The RAP project is what Krause defined as a subset of the Eclipse RCP (Rich Client Platform) project which enables cross platform desktop application deployment. RCP is the technology behind IBM’s cross platform push for Lotus Notes and Sametime.

With RAP 1.0 there is a single sourcing of code with RCP meaning one code base can serve both desktop and web based applications. The single sourcing is also the root cause why 1.0 is coming out now, some three months after it had initially been expected to be released. The first RAP milestone came out in March of this year. Krause argued that community demand for single sourcing pushed the release out.

Code reuse is a key benefit of being part of Eclipse for RAP as developers don’t need to start from scratch.

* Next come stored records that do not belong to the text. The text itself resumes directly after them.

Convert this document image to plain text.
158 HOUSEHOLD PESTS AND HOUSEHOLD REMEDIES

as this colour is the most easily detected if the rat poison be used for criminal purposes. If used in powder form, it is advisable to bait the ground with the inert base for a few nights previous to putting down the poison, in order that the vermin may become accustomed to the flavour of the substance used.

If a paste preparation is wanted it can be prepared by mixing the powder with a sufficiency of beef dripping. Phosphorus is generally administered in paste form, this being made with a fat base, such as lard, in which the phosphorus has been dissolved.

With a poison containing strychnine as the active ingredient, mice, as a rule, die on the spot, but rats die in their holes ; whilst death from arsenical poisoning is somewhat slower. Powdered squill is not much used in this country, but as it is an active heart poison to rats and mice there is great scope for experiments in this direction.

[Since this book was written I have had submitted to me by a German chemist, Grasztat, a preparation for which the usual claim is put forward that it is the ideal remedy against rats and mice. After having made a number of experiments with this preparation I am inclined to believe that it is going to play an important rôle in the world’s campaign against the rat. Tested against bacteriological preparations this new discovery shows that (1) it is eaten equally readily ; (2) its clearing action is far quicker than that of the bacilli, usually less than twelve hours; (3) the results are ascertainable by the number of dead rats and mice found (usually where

“With regards to functionality we can reuse existing code from Eclipse as an application framework so services for menus, toolbars and view handling can all be reused by us,” Krause said.

With RCP it is the Eclipse Equinox runtime that closely ties it together with RAP. Equinox is the basic runtime environment and it provides the base infrastructure that both RCP and RAP run on.

RAP also co-exists and complements Eclipse’s other Ajax effort, the Ajax Toolkit Framework (ATF). Krause noted that the ATF tools come in handy if a user wants to developer their own widget.

For Krause and his firm Innoopract, he is not looking to build commercial tools on top of RAP. The business model for Innoopract is by providing support and maintenance and is not based on extra code.

Just because Krause won’t add additional code, doesn’t mean that it can’t be done.

“RAP can stand on its own but other vendors could build on top of it,” Krause said. “A commercial ecosystem is possible and we will encourage others to do that.”